Triumph Without Loretta

Many an American felt his first real thrill over Alexander Graham Bell's invention of the telephone when he saw Hollywood's debonair Don Ameche perform the miracle on celluloid while making love to Loretta Young. Last week, Moscow moviegoers were equally thrilled to relive a great moment of Soviet science. In a new full-length picture (Alexander Popov), People's Artist of the U.S.S.R. Nicolai Cherkassov (who looks a little like Henry Fonda) enacts the life of Russia's scientist. Popov, in the U.S.S.R.'s campaign to claim all the inventions of the past half-century, is the man who invented the radio. In the picture, Popov triumphs, despite the conniving of an "Italo-British adventurer" named Marconi "who, while still inexperienced in scientific matters, was nevertheless an aggressive grabber of other people's ideas and inventions."
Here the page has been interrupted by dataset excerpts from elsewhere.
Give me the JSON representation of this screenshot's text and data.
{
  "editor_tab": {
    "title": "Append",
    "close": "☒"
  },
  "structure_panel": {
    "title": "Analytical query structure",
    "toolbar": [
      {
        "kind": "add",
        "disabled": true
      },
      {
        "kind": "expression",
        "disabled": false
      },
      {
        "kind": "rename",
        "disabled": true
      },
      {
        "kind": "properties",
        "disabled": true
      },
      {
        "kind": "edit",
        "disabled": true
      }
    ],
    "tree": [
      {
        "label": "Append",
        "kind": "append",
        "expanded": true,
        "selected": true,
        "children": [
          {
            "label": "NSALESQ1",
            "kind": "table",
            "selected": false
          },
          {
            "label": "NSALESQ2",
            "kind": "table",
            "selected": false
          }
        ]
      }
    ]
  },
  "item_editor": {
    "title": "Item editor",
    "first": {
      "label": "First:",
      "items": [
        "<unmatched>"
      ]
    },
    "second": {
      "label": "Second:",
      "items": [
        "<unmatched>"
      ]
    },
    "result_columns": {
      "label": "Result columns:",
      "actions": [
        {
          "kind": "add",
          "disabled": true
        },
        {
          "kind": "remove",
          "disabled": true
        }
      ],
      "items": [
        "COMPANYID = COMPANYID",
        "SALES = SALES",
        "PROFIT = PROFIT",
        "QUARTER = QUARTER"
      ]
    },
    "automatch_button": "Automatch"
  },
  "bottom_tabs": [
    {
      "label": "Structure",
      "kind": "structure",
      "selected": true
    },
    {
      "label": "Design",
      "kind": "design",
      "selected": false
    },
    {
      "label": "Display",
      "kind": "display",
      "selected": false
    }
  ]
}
In spite of the barefaced claim for the glory of Russia, Moscow's critics tended to carp at the picture. "The episodes projected by the scenario," wrote one, "should have demonstrated that Popov's invention was not an accident but the fruit of deep scientific foresight and firm belief in the Tightness of the chosen path. Instead, the film shows Popov's work in such a way that the spectator is forced to believe in a happy concourse of luck."

The spectators were, at least, not forced to believe in a happy concourse of romance. The picture featured nobody even remotely resembling Miss Young.